AeroX is seeking information from companies to provide a ground-based surveillance system to support low-altitude traffic management and to expand drone operations in Winston-Salem and Forsyth County, North Carolina.
Project air traffic low-altitude surveillance (Project Atlas) will enable routine use of unmanned aircraft systems (UAS) to deliver goods and provide services in urban areas, with the ability to fly beyond visual line of sight (BVLOS) of the operator, which requires the ability to detect and avoid aircraft operating below 400 feet.
Project Atlas focusses on providing surveillance data on ‘non-cooperative aircraft’ without transponders, which could help other aircraft to detect and avoid them to support drone operators seeking Federal Aviation Administration (FAA) approval to operate BVLOS.

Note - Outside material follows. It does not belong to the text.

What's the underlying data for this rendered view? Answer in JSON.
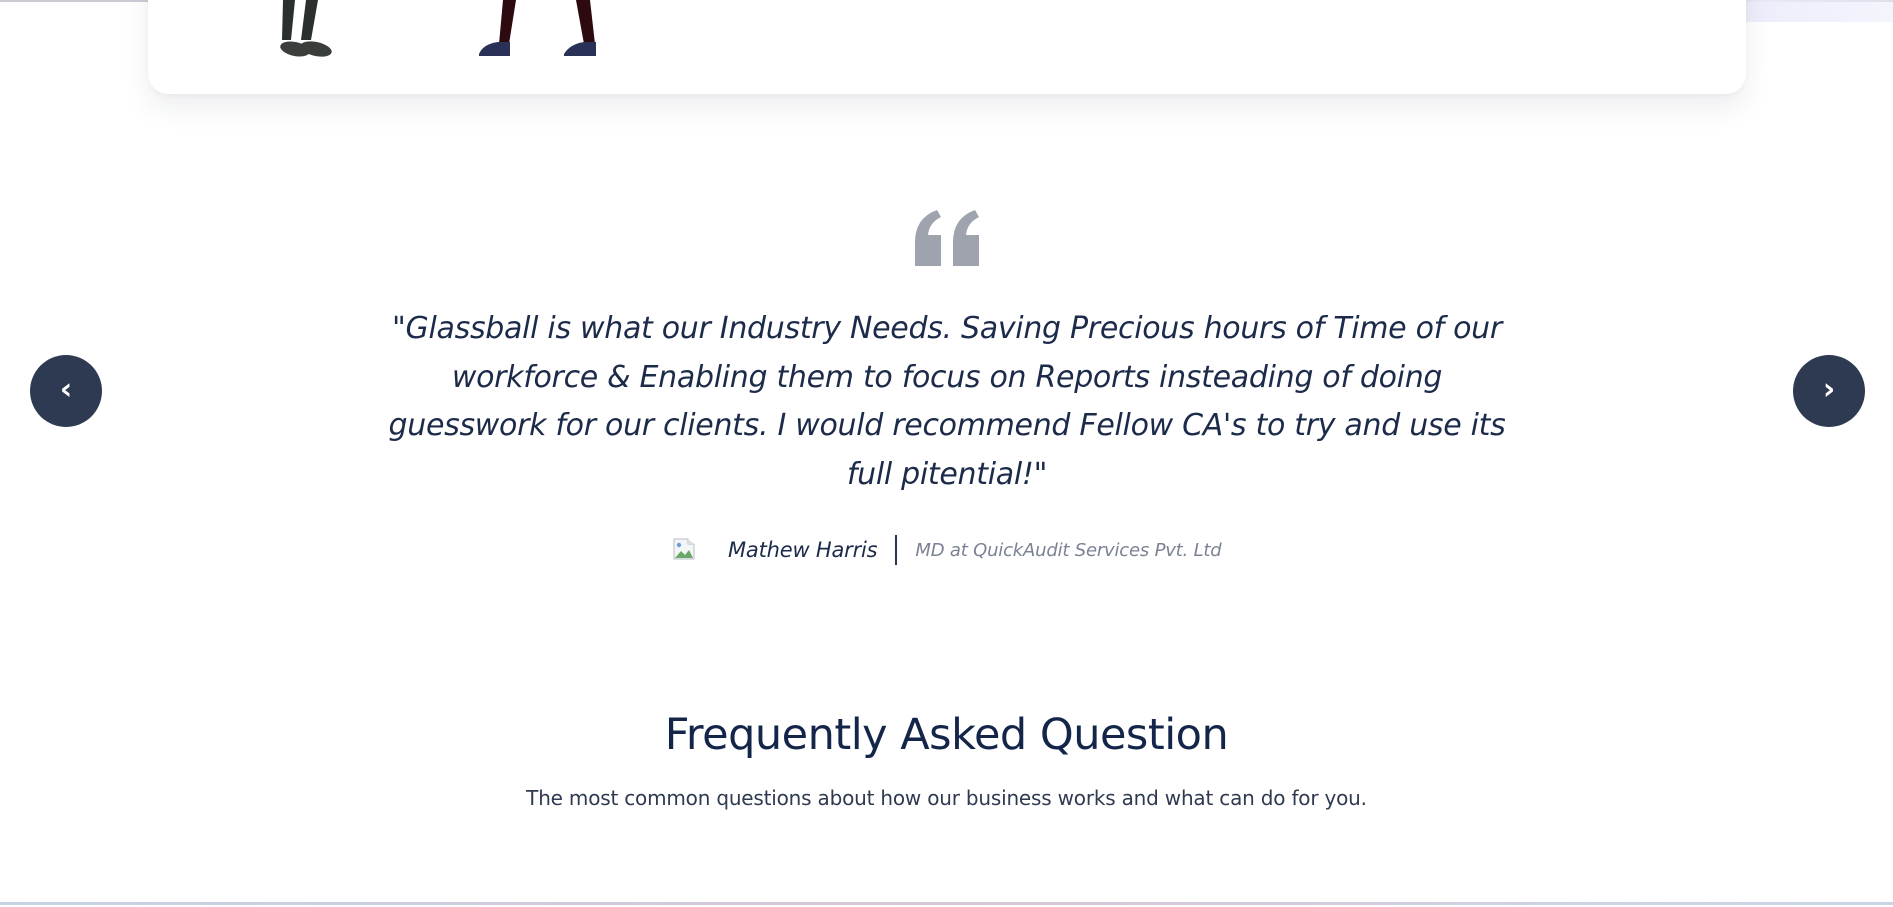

It will also help other manufacturers and operators validating new detect-and-avoid systems to capture data for regional forecasting and planning for advanced drone operations, with lessons learned to be used to expand drone operations to other urban areas of North Carolina.
AeroX President Basil Yap said: “Flying BVLOS has been a goal of the UAS industry and the FAA and North Carolina has been a leader in advancing that goal, where we intend to build on that leadership to usher in a new era of air transportation.”
AeroX aims to acquire, install, validate and test its low-altitude surveillance system by the end of 2022 and to be operational in early 2023.
AeroX will host a two-day Industry Day on May 24-25 to answer industry questions, allow respondents to view the coverage area and provide a demonstration of a UAS medical package delivery operation.
Last December, the North Carolina General Assembly (NCGA) awarded AeroX a $5 million grant to design and develop an urban advanced air mobility system through the North Carolina Department of Transportation Division of Aviation.